Despite Rest Regulations, Truckers Are Still Falling Asleep
Although regulations are in place to make sure they get adequate rest and technology is getting developed and implemented to help ensure compliance, fatigued truckers are still falling asleep at the wheel in Nevada, posing a serious crash risk. Due to drowsiness or falling asleep behind the wheel, truck operators may not notice dangerous situations or road hazards in time to avoid them, or they may lose control of their vehicles.
What are the Rest Regulations for Truckers?
The Federal Motor Carrier Safety Administration has implemented hours-of-service regulations for commercial motor vehicle operators that are meant to keep fatigued truckers off the roads and increase public safety. These regulations dictate when and for how long truck operators can work. Truckers are permitted a 14-hour driving window during which they are permitted to drive for a maximum of 11 hours, provided they were previously off duty for 10 consecutive hours or more.

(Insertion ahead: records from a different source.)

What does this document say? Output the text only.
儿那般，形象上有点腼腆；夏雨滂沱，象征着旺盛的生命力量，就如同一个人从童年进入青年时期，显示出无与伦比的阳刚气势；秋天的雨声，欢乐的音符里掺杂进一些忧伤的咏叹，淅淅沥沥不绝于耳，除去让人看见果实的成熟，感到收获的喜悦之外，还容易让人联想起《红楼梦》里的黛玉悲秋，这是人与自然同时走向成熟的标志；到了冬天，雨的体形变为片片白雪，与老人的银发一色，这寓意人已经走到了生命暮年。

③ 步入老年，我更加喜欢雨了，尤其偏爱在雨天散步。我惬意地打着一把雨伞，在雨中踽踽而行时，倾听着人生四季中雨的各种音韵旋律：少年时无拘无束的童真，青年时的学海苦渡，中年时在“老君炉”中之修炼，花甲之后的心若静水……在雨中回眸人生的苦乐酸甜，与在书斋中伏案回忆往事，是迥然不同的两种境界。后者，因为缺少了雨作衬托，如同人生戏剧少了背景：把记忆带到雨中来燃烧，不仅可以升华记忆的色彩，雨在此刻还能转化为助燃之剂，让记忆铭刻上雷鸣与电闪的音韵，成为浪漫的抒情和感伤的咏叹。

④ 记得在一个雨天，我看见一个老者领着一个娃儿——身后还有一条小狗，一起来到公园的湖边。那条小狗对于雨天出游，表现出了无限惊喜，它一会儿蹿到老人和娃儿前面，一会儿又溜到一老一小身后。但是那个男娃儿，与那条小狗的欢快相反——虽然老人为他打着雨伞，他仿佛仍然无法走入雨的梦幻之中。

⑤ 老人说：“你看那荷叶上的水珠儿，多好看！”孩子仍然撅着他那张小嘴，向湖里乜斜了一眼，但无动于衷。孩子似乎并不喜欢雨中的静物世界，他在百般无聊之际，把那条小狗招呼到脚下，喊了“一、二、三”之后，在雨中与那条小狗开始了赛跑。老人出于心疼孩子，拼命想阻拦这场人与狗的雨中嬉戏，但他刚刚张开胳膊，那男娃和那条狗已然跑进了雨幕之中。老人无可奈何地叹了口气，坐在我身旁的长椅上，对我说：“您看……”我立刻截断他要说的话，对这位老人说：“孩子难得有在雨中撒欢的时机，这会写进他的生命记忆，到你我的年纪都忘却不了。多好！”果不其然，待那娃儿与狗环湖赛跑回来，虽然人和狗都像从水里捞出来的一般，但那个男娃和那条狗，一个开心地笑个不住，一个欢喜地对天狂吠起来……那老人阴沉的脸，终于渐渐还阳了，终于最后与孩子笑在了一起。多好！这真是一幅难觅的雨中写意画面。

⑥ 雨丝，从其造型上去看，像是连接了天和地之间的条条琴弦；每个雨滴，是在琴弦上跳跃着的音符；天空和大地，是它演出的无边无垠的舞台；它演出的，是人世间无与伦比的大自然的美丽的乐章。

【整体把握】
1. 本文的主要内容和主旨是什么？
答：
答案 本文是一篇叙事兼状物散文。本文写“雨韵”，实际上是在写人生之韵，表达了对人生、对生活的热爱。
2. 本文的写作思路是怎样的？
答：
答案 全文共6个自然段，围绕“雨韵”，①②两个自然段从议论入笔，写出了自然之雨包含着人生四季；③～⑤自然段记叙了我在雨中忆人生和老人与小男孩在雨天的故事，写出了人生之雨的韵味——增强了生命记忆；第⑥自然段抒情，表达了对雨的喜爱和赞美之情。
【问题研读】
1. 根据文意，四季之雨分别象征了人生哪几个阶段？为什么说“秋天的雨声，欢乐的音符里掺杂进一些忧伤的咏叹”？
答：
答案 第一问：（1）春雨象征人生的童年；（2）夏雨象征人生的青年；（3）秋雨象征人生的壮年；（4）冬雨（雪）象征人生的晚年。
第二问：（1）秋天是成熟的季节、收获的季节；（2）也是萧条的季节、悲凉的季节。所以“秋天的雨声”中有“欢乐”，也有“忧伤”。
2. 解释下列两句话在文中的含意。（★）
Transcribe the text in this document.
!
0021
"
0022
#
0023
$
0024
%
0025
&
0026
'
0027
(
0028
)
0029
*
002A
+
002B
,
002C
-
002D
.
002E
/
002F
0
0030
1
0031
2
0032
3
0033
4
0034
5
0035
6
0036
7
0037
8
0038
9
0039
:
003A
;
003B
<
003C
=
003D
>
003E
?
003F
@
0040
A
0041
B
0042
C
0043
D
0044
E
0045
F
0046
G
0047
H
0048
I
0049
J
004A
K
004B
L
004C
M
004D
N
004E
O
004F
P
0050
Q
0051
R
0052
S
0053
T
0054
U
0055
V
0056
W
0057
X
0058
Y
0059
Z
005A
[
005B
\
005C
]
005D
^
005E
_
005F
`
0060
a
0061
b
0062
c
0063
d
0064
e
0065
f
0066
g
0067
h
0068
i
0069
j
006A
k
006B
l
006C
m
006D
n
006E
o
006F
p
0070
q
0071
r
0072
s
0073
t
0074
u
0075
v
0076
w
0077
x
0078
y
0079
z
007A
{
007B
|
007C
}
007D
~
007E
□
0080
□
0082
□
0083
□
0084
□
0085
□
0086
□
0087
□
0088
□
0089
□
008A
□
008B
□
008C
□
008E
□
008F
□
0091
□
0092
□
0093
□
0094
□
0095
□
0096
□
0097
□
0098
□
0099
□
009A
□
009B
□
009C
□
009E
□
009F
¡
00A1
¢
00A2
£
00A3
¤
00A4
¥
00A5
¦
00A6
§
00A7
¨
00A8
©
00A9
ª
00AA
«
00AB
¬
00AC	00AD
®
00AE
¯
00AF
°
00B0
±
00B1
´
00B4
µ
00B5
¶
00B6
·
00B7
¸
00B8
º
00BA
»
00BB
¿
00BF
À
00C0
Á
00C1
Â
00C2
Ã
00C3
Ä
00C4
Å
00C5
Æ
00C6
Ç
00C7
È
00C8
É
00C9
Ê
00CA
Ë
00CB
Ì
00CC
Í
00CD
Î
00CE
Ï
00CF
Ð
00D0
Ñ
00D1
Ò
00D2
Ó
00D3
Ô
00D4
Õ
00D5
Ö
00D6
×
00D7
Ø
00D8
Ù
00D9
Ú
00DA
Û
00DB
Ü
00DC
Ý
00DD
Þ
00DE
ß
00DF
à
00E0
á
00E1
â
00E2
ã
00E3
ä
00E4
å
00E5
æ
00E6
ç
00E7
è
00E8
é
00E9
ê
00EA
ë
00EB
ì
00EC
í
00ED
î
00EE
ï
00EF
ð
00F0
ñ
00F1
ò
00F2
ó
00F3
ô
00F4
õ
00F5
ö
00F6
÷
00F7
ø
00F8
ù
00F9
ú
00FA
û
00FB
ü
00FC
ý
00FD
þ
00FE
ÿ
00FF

If truck operators have driven for more than eight consecutive hours since their last off-duty period, they have to take a break of at least 30 minutes. Depending on whether they operate on a seven-day or eight-day schedule, truck operators are not permitted to work more than 60 hours or 70 hours respectively in those given periods.
What Causes Truck Driver Fatigue?
While lack of sleep is a common factor in truck driver fatigue, it is not the only factor that contributes to drowsiness among CMV operators. Working long hours and engaging in tiresome labor play a role in trucker fatigue. Truck operators may also be drowsy when they get behind the wheel as a result of participating in recreational activities during their time off. Having certain undiagnosed health conditions or sleep disorders, such as sleep apnea, or taking certain medications may also cause trucker drowsiness.
What are the Dangers of Drowsy Driving?
The effects of drowsiness can be particularly hazardous for truck operators and may contribute to increased crash risk. While the danger of falling asleep behind the wheel is obvious, the potential hazards of driving while drowsy are less apparent. According to the Centers for Disease Control and Prevention, drowsiness may delay motorists’ reaction time, impair their decision-making, and affects their ability to focus on the road. Due to these and other effects experienced due to drowsiness, truckers may not brake, steer, or take other corrective actions in time to avoid potentially serious collisions.